We are satisfied from what we have heard that over this four day hearing a wide range of issues was raised, some of which were relevant and some were tangential. In these circumstances it is perhaps not surprising, though we think it would have been desirable to have done so, that the tribunal did not make a finding on every one of them. In the end, however, the tribunal came to a clear conclusion as we have already said in paragraph 30 of their decision.
The allegation of perversity is one which is never easy to establish.

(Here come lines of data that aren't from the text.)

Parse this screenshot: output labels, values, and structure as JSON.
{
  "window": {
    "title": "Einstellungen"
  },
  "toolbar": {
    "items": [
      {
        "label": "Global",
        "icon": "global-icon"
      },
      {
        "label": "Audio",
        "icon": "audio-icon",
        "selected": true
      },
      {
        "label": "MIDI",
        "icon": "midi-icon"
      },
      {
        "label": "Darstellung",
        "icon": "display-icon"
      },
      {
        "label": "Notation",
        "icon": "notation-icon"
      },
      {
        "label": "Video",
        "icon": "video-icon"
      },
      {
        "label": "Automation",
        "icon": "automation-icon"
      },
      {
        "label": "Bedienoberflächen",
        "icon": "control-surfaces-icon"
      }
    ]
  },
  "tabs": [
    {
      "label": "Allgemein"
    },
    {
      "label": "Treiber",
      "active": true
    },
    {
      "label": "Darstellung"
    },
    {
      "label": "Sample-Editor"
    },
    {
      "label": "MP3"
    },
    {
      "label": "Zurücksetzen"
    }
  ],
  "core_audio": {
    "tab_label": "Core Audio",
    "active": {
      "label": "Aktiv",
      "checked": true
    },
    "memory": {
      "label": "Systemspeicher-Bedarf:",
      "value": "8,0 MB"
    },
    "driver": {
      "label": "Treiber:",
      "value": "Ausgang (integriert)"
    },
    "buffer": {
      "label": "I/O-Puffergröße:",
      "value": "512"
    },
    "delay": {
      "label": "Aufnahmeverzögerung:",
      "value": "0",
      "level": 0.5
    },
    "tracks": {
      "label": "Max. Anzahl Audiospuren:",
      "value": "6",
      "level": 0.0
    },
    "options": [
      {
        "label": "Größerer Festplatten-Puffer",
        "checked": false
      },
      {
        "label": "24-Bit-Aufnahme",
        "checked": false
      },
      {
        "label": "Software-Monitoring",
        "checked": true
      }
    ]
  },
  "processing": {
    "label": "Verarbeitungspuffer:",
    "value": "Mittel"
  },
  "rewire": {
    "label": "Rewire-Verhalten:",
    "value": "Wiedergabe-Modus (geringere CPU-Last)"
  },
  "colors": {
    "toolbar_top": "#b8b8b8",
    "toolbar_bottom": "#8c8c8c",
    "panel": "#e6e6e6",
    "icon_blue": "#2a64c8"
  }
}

We would require very clear material upon which to make such a finding before we would be prepared to do so. There is no such material here. This was not a perverse decision at all. It was one which the tribunal were perfectly entitled to reach on the evidence which was before them. We are satisfied that the appellant was not precluded from putting before the tribunal the argument which she wished to raise on the question of headscarves. Accordingly there is no point of law upon which we can help the appellant, and this appeal must be dismissed.